Prevailing Party: Two Plaintiffs Winning 36 Out Of 42 Claims And One Plaintiff Winning Significant Compensatory Damages Were Prevailing Parties Under S.F. Rent Ordinance And FEHA Fee-Shifting Statute

This Situation Was Far From A Mere “Draw,” As The Defense Characterized It.

            In Bayer v. Morse, Case No. A147318 (1st Dist., Div. 4 Dec. 28, 2018) (unpublished), 3 plaintiffs sued an apartment complex based on discrimination by the building management, which discrimination was aimed at tenants with children. Two plaintiffs won from a jury $50,000 each in noneconomic damages (later trebled by the trial judge to $150,000 under an applicable statute) and $10,000 each in punitive damages. A third plaintiff won from a jury $25,000 in noneconomic damages and a $25,000 penalty, although losing an injunction request. Because plaintiffs had fee entitlement under a San Francisco Rent Ordinance and the FEHA fee-shifting statute, the trial court determined they all were prevailing parties and awarded $334,080 in fees (this included a 1.2 multiplier, which was less than 1.5 multiplier requested). The defense appealed.
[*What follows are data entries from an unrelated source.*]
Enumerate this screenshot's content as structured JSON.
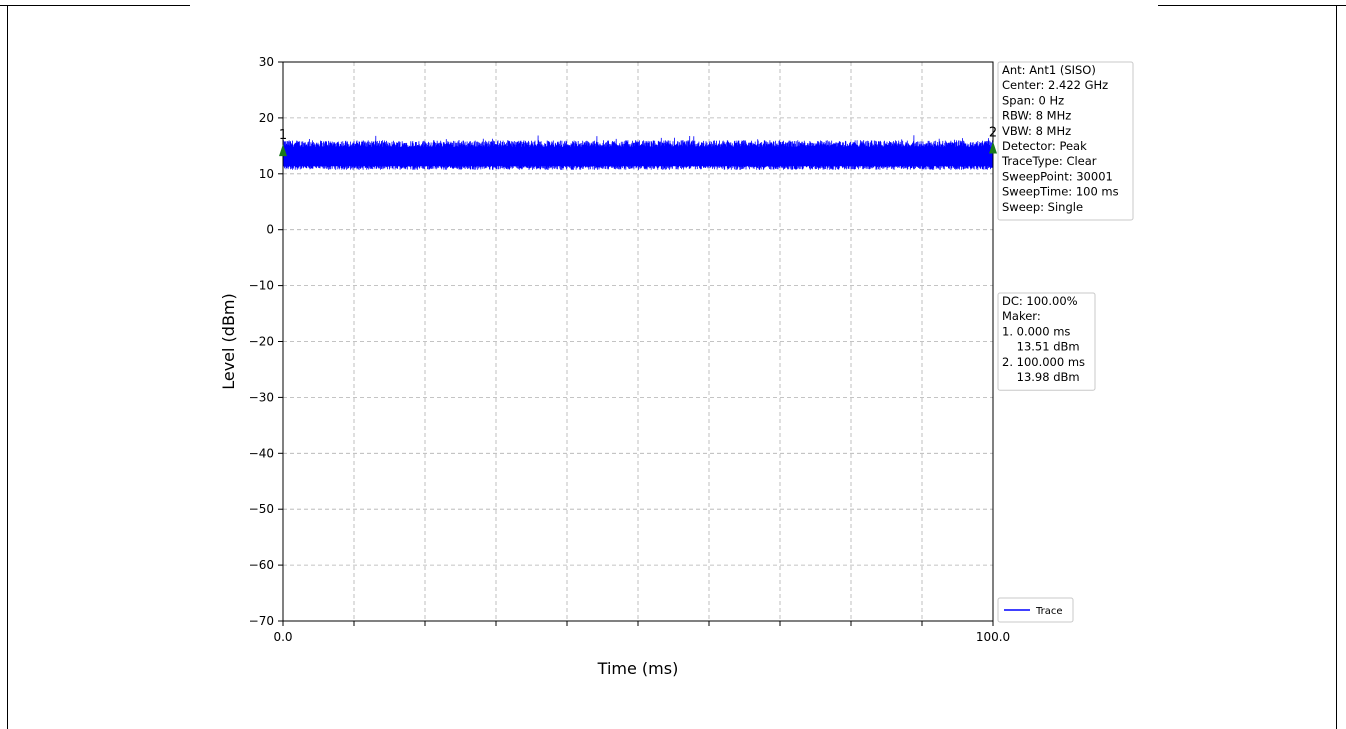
{
  "chart_data": {
    "type": "line",
    "xlabel": "Time (ms)",
    "ylabel": "Level (dBm)",
    "xlim": [
      0.0,
      100.0
    ],
    "ylim": [
      -70,
      30
    ],
    "x_tick_labels": [
      "0.0",
      "100.0"
    ],
    "x_minor_ticks": [
      0,
      10,
      20,
      30,
      40,
      50,
      60,
      70,
      80,
      90,
      100
    ],
    "y_ticks": [
      30,
      20,
      10,
      0,
      -10,
      -20,
      -30,
      -40,
      -50,
      -60,
      -70
    ],
    "y_tick_labels": [
      "30",
      "20",
      "10",
      "0",
      "−10",
      "−20",
      "−30",
      "−40",
      "−50",
      "−60",
      "−70"
    ],
    "grid": true,
    "series": [
      {
        "name": "Trace",
        "color": "#0000ff",
        "noise_floor_dbm": 11.0,
        "typical_peak_dbm": 15.0,
        "max_peak_dbm": 17.0,
        "points": 30001
      }
    ],
    "markers": [
      {
        "label": "1",
        "x": 0.0,
        "y": 13.51,
        "color": "#1a7a1a"
      },
      {
        "label": "2",
        "x": 100.0,
        "y": 13.98,
        "color": "#1a7a1a"
      }
    ],
    "info_box": [
      "Ant: Ant1 (SISO)",
      "Center: 2.422 GHz",
      "Span: 0 Hz",
      "RBW: 8 MHz",
      "VBW: 8 MHz",
      "Detector: Peak",
      "TraceType: Clear",
      "SweepPoint: 30001",
      "SweepTime: 100 ms",
      "Sweep: Single"
    ],
    "marker_box": [
      "DC: 100.00%",
      "Maker:",
      "1. 0.000 ms",
      "    13.51 dBm",
      "2. 100.000 ms",
      "    13.98 dBm"
    ],
    "legend": {
      "entries": [
        "Trace"
      ],
      "placement": "bottom-right-outside"
    }
  }
}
            Defendants claimed that the matter was essentially a “draw.” The trial judge said “really?,” and the appellate court agreed—focusing on the fact two plaintiffs won 32 out of 42 claims and the third plaintiff (although the call was closer) did win significant relief. Nothing in the record showed that the injunction was the main litigation objective of plaintiffs. With respect to the due process argument, the 1/4 DCA did not believe that the fee award shocked conscience so as to result in a reversal.